Le projet de mini centrales nucléaires sous-marines présenté par le groupe français de construction navale DCNS a fait bondir jeudi l’ancien eurodéputé Verts Didier Anger.

“On est en plein délire. En cas d’accident, il n’y a pas pire que l’eau, où la pollution radioactive comme chimique se disperse” plus vite que dans l’air, a déclaré M. Anger à l’AFP.

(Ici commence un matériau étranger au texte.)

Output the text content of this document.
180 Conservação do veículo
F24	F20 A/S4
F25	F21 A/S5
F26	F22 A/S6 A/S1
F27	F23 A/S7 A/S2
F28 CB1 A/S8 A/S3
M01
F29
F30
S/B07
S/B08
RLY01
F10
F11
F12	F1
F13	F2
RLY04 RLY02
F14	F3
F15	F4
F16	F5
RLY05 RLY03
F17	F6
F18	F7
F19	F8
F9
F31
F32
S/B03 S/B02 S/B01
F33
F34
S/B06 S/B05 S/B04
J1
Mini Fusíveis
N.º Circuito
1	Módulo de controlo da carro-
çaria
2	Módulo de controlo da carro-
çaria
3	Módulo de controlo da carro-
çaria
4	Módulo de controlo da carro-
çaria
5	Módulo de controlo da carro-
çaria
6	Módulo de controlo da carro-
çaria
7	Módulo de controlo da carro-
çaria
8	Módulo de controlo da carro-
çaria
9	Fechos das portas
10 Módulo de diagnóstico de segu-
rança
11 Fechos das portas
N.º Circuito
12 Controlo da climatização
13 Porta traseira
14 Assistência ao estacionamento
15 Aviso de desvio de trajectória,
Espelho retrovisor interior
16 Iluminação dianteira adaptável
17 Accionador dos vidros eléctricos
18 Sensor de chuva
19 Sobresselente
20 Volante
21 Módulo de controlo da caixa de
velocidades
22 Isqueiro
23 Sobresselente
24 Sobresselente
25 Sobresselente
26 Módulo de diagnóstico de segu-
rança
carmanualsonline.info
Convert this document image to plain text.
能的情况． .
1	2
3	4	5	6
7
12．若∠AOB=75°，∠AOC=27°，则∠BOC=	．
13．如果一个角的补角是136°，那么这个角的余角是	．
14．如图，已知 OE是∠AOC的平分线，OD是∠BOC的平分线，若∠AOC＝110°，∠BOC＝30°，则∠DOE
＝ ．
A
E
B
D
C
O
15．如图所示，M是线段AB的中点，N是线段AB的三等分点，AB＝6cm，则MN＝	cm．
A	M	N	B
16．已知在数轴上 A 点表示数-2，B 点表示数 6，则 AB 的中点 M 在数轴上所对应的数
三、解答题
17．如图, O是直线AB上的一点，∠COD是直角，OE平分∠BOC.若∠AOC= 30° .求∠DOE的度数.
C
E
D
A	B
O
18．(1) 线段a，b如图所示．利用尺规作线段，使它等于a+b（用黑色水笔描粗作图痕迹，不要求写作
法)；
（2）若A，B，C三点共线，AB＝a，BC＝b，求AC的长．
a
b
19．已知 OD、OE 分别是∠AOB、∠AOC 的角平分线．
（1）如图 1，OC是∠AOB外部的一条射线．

“Toute la Manche et d’autres mers éventuelles seraient détruites ou contaminées, selon l’importance du sinistre et la dispersion par les courants”, affirme dans un communiqué le président du Crilan (comité de réflexion, d’information et de lutte antinucléaire), basé près de Cherbourg, où la DCNS construirait ces réacteurs. “Qui plus est, dans un tel cas, le réchauffement brutal des eaux provoquerait un formidable choc thermique destructeur de vie, une évaporation et une dispersion d’un nuage d’aérosols toxiques tributaire des vents”, ajoute-t-il.

Le patron des anciens arsenaux d’Etat, Patrick Boissier, dit au contraire que le réacteur bénéficierait de la “protection de la mer” car “l’eau est la meilleure barrière contre les radiations” et que c’est d’ailleurs pour cette raison que les combustibles irradiés des centrales sont stockés en piscine.

“Quand tout va bien, l’eau peut protéger si la matière nucléaire est dans un bon conteneur. Mais en cas d’accident c’est tout le contraire”, a dit M. Anger. “C’est d’ailleurs pour cela que la Grande-Bretagne avait déclenché un tollé à la fin des années 80 en proposant de stocker les déchets nucléaires en mer. Et lors de l’accident de Tchernobyl, une des premières mesures a été d’éviter que le réacteur s’enfonce et ne touche la nappe phréatique”, ajoute le militant.

DCNS a présenté jeudi dans la presse Flexblue, un mini réacteur de la forme d’un sous-marin posé au fond de l’océan, de 100 mètres de long et 15 de large de petite puissance (50 à 250 MW).

Il y a encore quelques mois, l’industrie nucléaire française plaçait tous ses espoirs commerciaux dans le réacteur nucléaire de 3e génération EPR. Mais cette grosse machine, d’une puissance de 1.650 mégawatts (MW) ne convient pas à tous les pays, notamment ceux dont les réseaux électriques sont peu développés.